# Any opinions? Smokercraft Fazer 178



## icedperch (Jan 7, 2001)

I am looking at a 1999 smokercraft Fazer 178. Its a 17'8", 92" beam walk-thru. It seems like a really nice boat. It has a 115 Merc 2 stroke and has a canvas top with side windows. Its a single owner boat, and seems to be in great shape. Does anyone have anything good (or bad) to say about this boat.

Hes asking $12k?
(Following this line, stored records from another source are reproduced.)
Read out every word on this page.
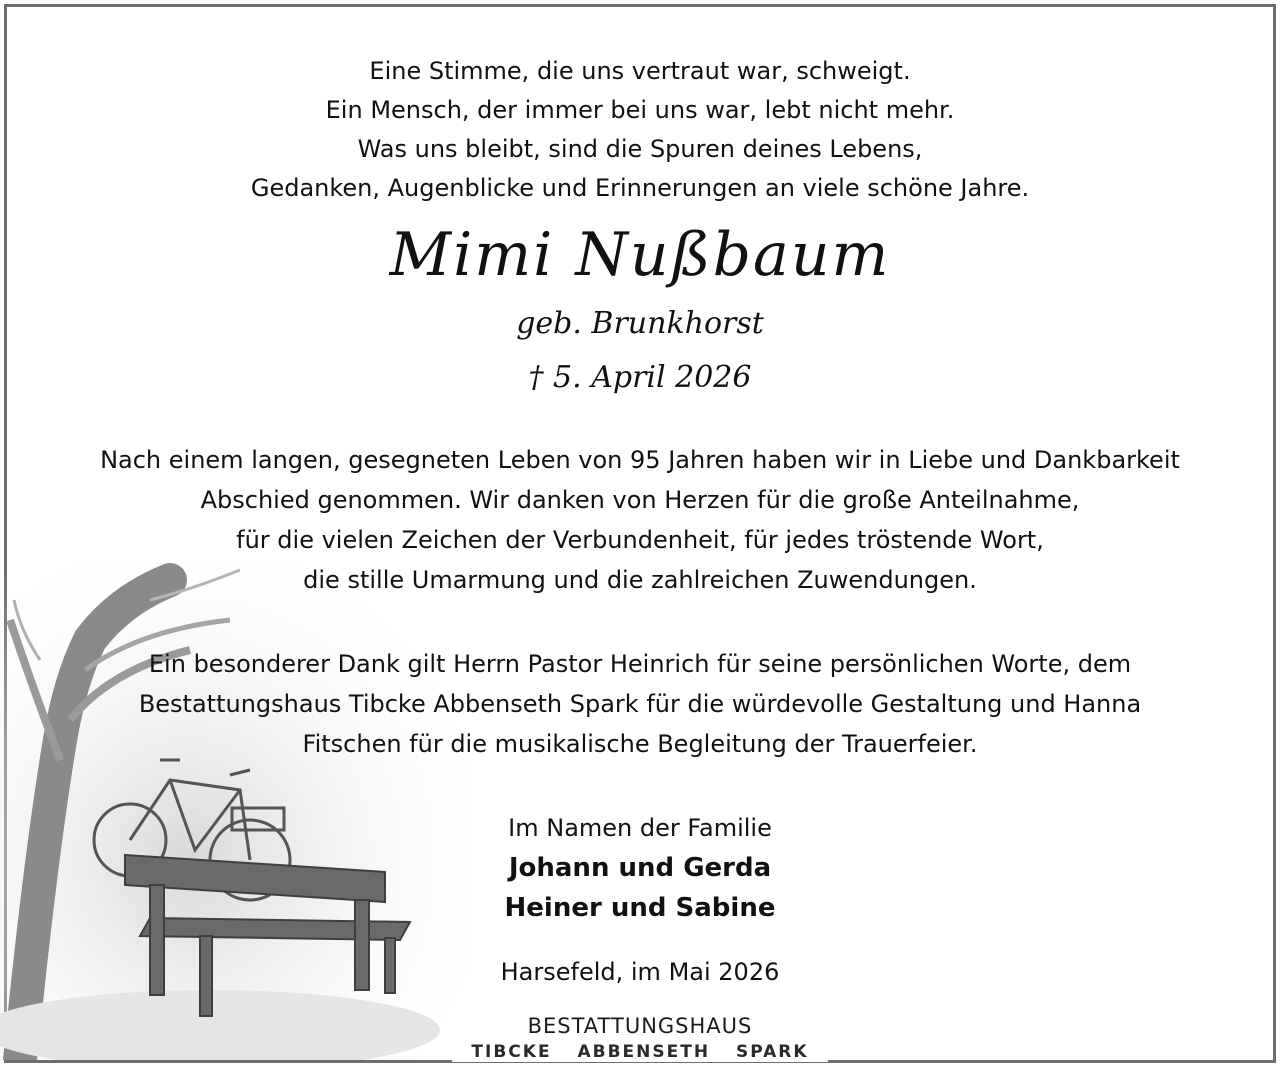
Eine Stimme, die uns vertraut war, schweigt.
Ein Mensch, der immer bei uns war, lebt nicht mehr.
Was uns bleibt, sind die Spuren deines Lebens,
Gedanken, Augenblicke und Erinnerungen an viele schöne Jahre.
Mimi Nußbaum
geb. Brunkhorst
† 5. April 2026
Nach einem langen, gesegneten Leben von 95 Jahren haben wir in Liebe und Dankbarkeit
Abschied genommen. Wir danken von Herzen für die große Anteilnahme,
für die vielen Zeichen der Verbundenheit, für jedes tröstende Wort,
die stille Umarmung und die zahlreichen Zuwendungen.
Ein besonderer Dank gilt Herrn Pastor Heinrich für seine persönlichen Worte, dem
Bestattungshaus Tibcke Abbenseth Spark für die würdevolle Gestaltung und Hanna
Fitschen für die musikalische Begleitung der Trauerfeier.
Im Namen der Familie
Johann und Gerda
Heiner und Sabine
Harsefeld, im Mai 2026
BESTATTUNGSHAUS
TIBCKE ABBENSETH SPARK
DOes this seem reasonable?

Thanks!


----------



## Eastern Yooper (Nov 12, 2000)

New that would be in the $18k range.

Being five years old, $12k seems a wee-bit high.... depending on whether or not it has any accessories, and if so what type (bow-mount troller, GPS, marine radio, fishfinder, etc.)


----------



## islaysteelies (Apr 30, 2001)

There is a 1996 192 Fazer on Boat trader in MN. 150HP, 9.9HP kicker, trolling motor, GPS...The works...Price=$8950

I think $12K is way too much...


----------



## Rat City Hooker (Jan 30, 2003)

Just sold my 2000 smokercraft 16'6 stinger with canopy and side curtians for $6000. Liked the boat very much.Bought a 22' islander and cant afford both.


----------